Denial Reasons And Fast Fixes
| Denial Or Issue | What It Usually Means | Fastest Fix |
|---|---|---|
| Quantity limit hit | Your plan caps strips per month or per 3 months | Ask prescriber for prior approval with documented testing frequency |
| Refill too soon | You’re trying to fill before the allowed date | Confirm next fill date; ask about travel override if needed |
| Non-preferred brand | Your plan prefers a different meter/strip line | Switch to preferred brand or request exception with failure notes |
| Missing diagnosis linkage | Claim lacks diabetes diagnosis tie-in | Pharmacy rebills; prescriber updates the order |
| Wrong benefit channel | Plan wants pharmacy billing, supplier billed DME or vice versa | Move the fill to the correct channel and rebill |
| Out-of-network supplier | Supplier isn’t contracted or enrolled for your plan | Use an in-network supplier; ask plan for a supplier list |
| Order lacks frequency | Prescription doesn’t state how often you test | Prescriber sends an updated order stating tests per day |
| Prior approval required | Rule triggers extra review for that brand or quantity | Submit the request with chart notes and a clear rationale |
When To Appeal And What To Say
If you have a denial after you’ve followed the preferred brand and quantity rules, appeal.
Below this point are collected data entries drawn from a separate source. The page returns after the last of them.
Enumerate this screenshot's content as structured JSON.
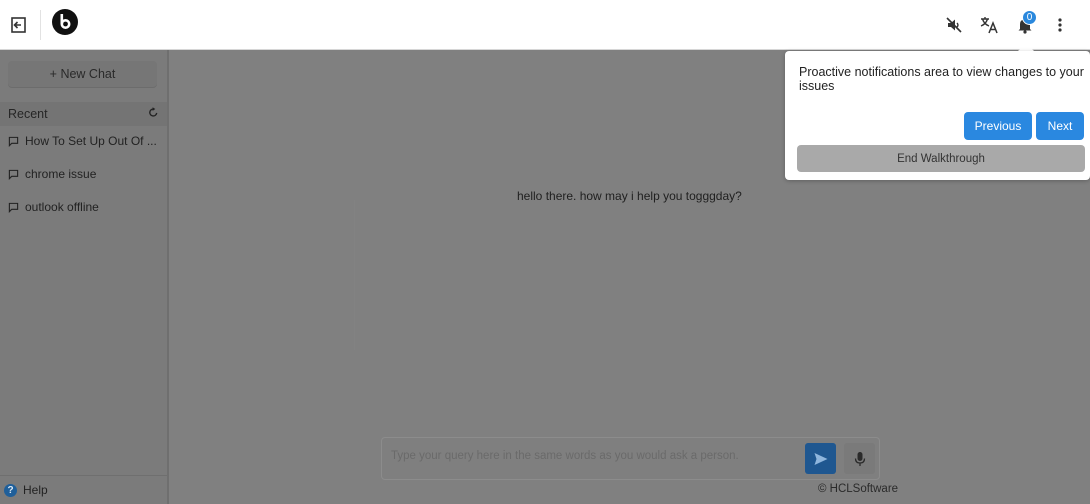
{
  "header": {
    "icons": [
      "exit-icon",
      "brand-logo",
      "speaker-muted-icon",
      "translate-icon",
      "bell-icon",
      "kebab-menu-icon"
    ],
    "notification_count": "0"
  },
  "sidebar": {
    "new_chat_label": "+ New Chat",
    "recent_label": "Recent",
    "chats": [
      {
        "label": "How To Set Up Out Of ..."
      },
      {
        "label": "chrome issue"
      },
      {
        "label": "outlook offline"
      }
    ],
    "help_label": "Help"
  },
  "main": {
    "greeting": "hello there. how may i help you togggday?",
    "input_placeholder": "Type your query here in the same words as you would ask a person.",
    "copyright": "© HCLSoftware"
  },
  "walkthrough": {
    "text": "Proactive notifications area to view changes to your issues",
    "previous_label": "Previous",
    "next_label": "Next",
    "end_label": "End Walkthrough"
  },
  "colors": {
    "accent": "#2a88e0",
    "send_button": "#1f5790",
    "overlay": "#808080"
  }
}
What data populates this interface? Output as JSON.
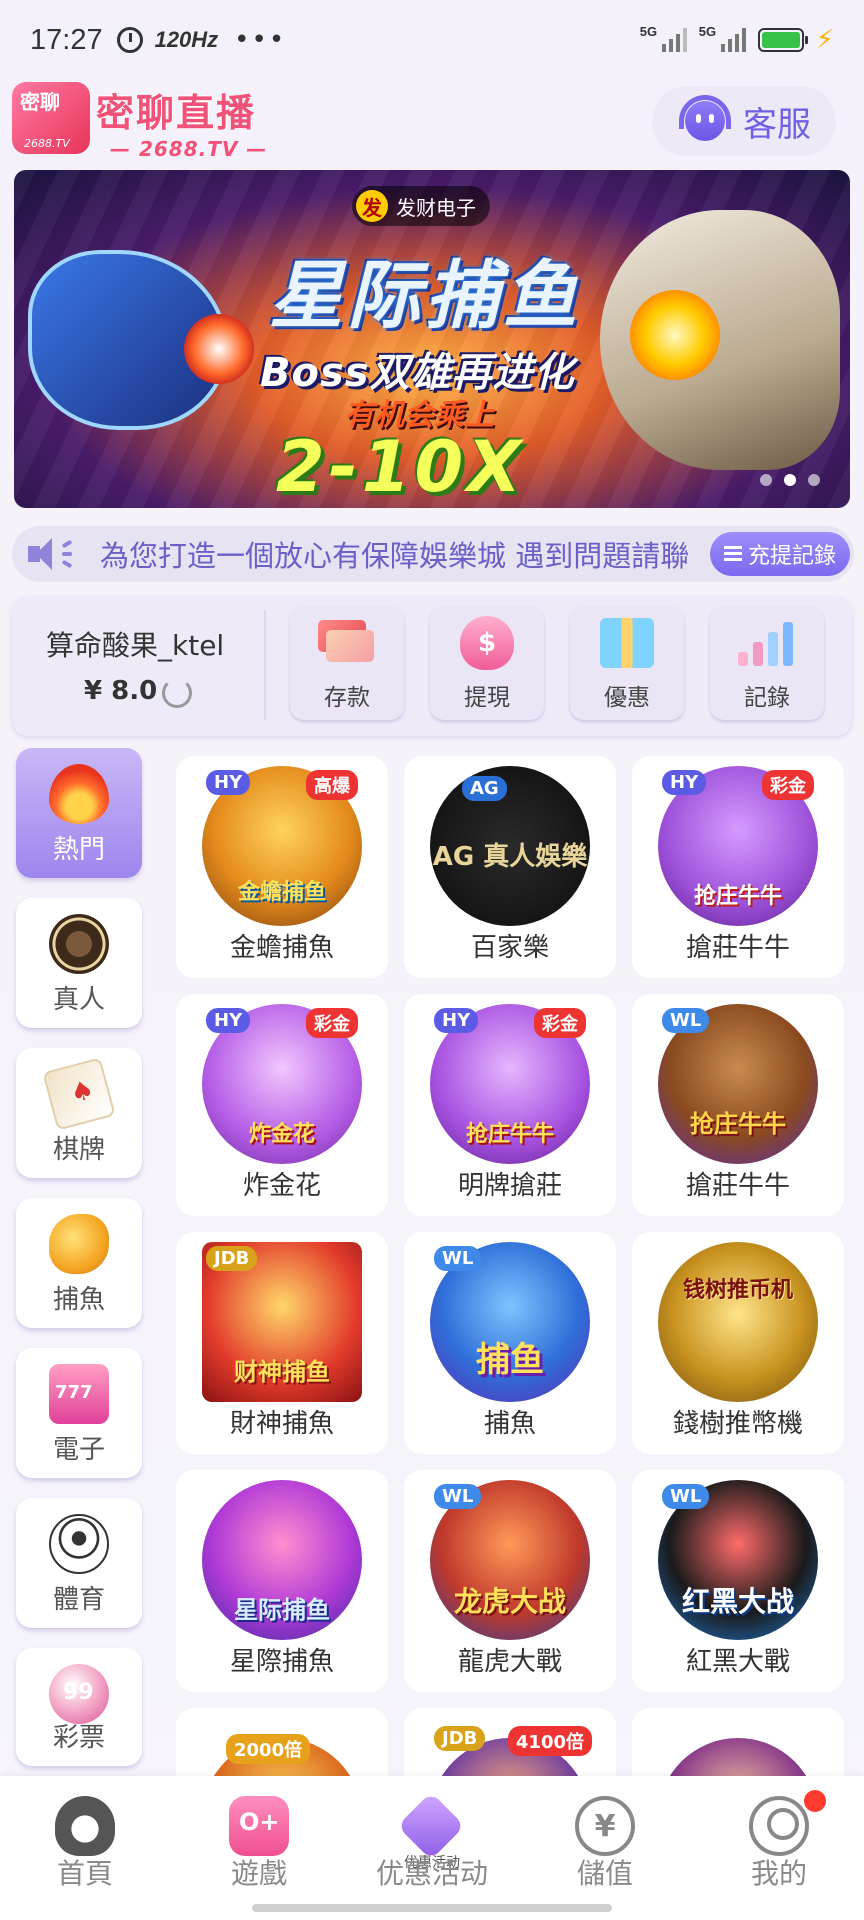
{
  "status_bar": {
    "time": "17:27",
    "refresh_rate": "120Hz",
    "more": "•••",
    "net1": "5G",
    "net2": "5G"
  },
  "header": {
    "logo_badge": "密聊",
    "logo_badge_url": "2688.TV",
    "logo_name": "密聊直播",
    "logo_url": "— 2688.TV —",
    "service_label": "客服"
  },
  "banner": {
    "brand": "发财电子",
    "brand_badge": "发",
    "title": "星际捕鱼",
    "line1": "Boss双雄再进化",
    "line2": "有机会乘上",
    "multiplier": "2-10X",
    "slide_count": 3,
    "active_slide": 2
  },
  "marquee": {
    "text": "為您打造一個放心有保障娛樂城  遇到問題請聯",
    "record_button": "充提記錄"
  },
  "wallet": {
    "username": "算命酸果_ktel",
    "balance": "¥ 8.0",
    "actions": [
      {
        "label": "存款",
        "icon": "card-icon"
      },
      {
        "label": "提現",
        "icon": "money-bag-icon"
      },
      {
        "label": "優惠",
        "icon": "gift-icon"
      },
      {
        "label": "記錄",
        "icon": "bar-chart-icon"
      }
    ]
  },
  "categories": [
    {
      "label": "熱門",
      "icon": "fire-icon",
      "active": true
    },
    {
      "label": "真人",
      "icon": "casino-chip-icon"
    },
    {
      "label": "棋牌",
      "icon": "playing-cards-icon"
    },
    {
      "label": "捕魚",
      "icon": "fish-icon"
    },
    {
      "label": "電子",
      "icon": "slot-machine-icon"
    },
    {
      "label": "體育",
      "icon": "soccer-ball-icon"
    },
    {
      "label": "彩票",
      "icon": "lottery-ball-icon"
    }
  ],
  "games": [
    {
      "label": "金蟾捕魚",
      "tag": "HY",
      "thumb_text": "金蟾捕鱼",
      "badge": "高爆"
    },
    {
      "label": "百家樂",
      "tag": "",
      "thumb_text": "AG 真人娛樂",
      "badge": "AG"
    },
    {
      "label": "搶莊牛牛",
      "tag": "HY",
      "thumb_text": "抢庄牛牛",
      "badge": "彩金"
    },
    {
      "label": "炸金花",
      "tag": "HY",
      "thumb_text": "炸金花",
      "badge": "彩金"
    },
    {
      "label": "明牌搶莊",
      "tag": "HY",
      "thumb_text": "抢庄牛牛",
      "badge": "彩金"
    },
    {
      "label": "搶莊牛牛",
      "tag": "WL",
      "thumb_text": "抢庄牛牛",
      "badge": ""
    },
    {
      "label": "財神捕魚",
      "tag": "JDB",
      "thumb_text": "财神捕鱼",
      "badge": ""
    },
    {
      "label": "捕魚",
      "tag": "WL",
      "thumb_text": "捕鱼",
      "badge": ""
    },
    {
      "label": "錢樹推幣機",
      "tag": "",
      "thumb_text": "钱树推币机",
      "badge": ""
    },
    {
      "label": "星際捕魚",
      "tag": "",
      "thumb_text": "星际捕鱼",
      "badge": ""
    },
    {
      "label": "龍虎大戰",
      "tag": "WL",
      "thumb_text": "龙虎大战",
      "badge": ""
    },
    {
      "label": "紅黑大戰",
      "tag": "WL",
      "thumb_text": "红黑大战",
      "badge": ""
    },
    {
      "label": "",
      "tag": "",
      "thumb_text": "",
      "badge": "2000倍"
    },
    {
      "label": "",
      "tag": "JDB",
      "thumb_text": "",
      "badge": "4100倍"
    },
    {
      "label": "",
      "tag": "",
      "thumb_text": "",
      "badge": ""
    }
  ],
  "bottom_nav": [
    {
      "label": "首頁",
      "icon": "home-avatar-icon"
    },
    {
      "label": "遊戲",
      "icon": "gamepad-icon"
    },
    {
      "label": "优惠活动",
      "icon": "promo-icon",
      "sub": "优惠活动"
    },
    {
      "label": "儲值",
      "icon": "yen-plus-icon"
    },
    {
      "label": "我的",
      "icon": "user-icon",
      "notification": true
    }
  ],
  "colors": {
    "accent": "#7b69ef",
    "brand_pink": "#f25277",
    "background": "#f4f1fa"
  }
}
Ask for the denial reason in writing, then match your response to that reason. A strong appeal includes the plan’s policy language plus a prescriber note that ties strip quantity to safe glucose monitoring.
Quick Checklist For Your Next Refill
- Confirm the preferred meter and strip brands before you run low.
- Match refill timing to the plan’s refill rule.
- Keep the prescription current, with diagnosis and testing frequency written clearly.
- Use an in-network pharmacy or supplier that bills through the benefit your plan expects.
- If your testing needs spike, ask for prior approval before you hit the quantity cap.
If you’re still stuck, use this question when you call: “are blood glucose test strips covered by insurance? under my plan for my brand and my tests-per-day?” It forces a specific answer tied to your claim.
Ask your prescriber the same thing in plain words: “are blood glucose test strips covered by insurance? for my testing schedule, and if not, what brand is preferred?” Then you can pivot fast and stop paying retail.